Once she wrote to a friend, ‘I am going to give you my “secret”: think about this God who dwells within you, whose temple you are; St Paul speaks in this way, and we can believe it.’
The call to praise the glory of God also included the call to share in the redemptive sufferings of Christ, to be able to say like St Paul, ‘In my flesh I am filling up what is lacking in the afflictions of Christ on behalf of his body, which is the Church (Col 1:24) – and Sister Elizabeth had to accept suffering.
Early in 1906 it was noticed that Sister Elizabeth had become very weak. She made a retreat to prepare for the ‘Eternal Retreat’. She suffered for months from Addison’s Disease, a disease of the kidneys which at that time was incurable. As a result of this illness, Elizabeth suffered great fatigue, an inability to digest food, intense abdominal pains and great thirst.
During the last week of her life, Sister Elizabeth’s stomach was very ulcerated, and yet she made frequent and lengthy visits to the Blessed Sacrament.

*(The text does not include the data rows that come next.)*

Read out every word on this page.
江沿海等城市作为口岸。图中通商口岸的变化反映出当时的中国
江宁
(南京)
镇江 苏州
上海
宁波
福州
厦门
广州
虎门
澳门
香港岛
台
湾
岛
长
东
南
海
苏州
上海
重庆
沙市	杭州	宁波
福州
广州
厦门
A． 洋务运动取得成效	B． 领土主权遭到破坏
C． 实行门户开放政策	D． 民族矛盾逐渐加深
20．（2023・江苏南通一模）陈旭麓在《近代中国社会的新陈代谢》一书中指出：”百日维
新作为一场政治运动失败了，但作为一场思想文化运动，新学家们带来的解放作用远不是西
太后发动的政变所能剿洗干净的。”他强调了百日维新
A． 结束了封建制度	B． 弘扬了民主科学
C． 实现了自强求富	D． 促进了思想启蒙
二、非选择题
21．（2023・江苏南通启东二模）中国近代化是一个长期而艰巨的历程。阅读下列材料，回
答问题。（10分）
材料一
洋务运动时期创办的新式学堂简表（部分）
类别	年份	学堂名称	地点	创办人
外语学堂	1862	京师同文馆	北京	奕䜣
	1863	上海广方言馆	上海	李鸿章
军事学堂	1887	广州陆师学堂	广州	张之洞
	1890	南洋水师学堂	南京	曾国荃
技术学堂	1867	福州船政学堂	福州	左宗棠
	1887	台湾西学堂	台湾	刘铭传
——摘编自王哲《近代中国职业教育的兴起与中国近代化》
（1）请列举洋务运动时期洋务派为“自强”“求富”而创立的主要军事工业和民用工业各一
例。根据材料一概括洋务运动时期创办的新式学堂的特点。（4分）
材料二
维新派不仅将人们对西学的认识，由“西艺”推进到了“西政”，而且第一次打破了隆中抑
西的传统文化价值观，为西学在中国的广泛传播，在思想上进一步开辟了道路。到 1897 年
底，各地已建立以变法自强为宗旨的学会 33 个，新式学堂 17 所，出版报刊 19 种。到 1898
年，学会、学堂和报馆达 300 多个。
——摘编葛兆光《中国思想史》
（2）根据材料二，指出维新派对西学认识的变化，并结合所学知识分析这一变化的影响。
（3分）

On 31st October, she received the last rites. On 1st November, she made her confession and received Holy Communion for the last time. Elizabeth’s last audible words before her death were, ‘I am going to Light, to Love, to Life’.
Mission in heaven
Elizabeth died on 9 November 1906, at the age of twenty-six, after having lived in Carmel for only five years. From her sick bed, She wrote to a fellow Carmelite, ‘I think that in Heaven, my mission will be to draw souls by helping them go out of themselves to cling to God by a wholly simple and loving movement, and to keep them in this great silence within that will allow God to communicate Himself to them and transform them into Himself.’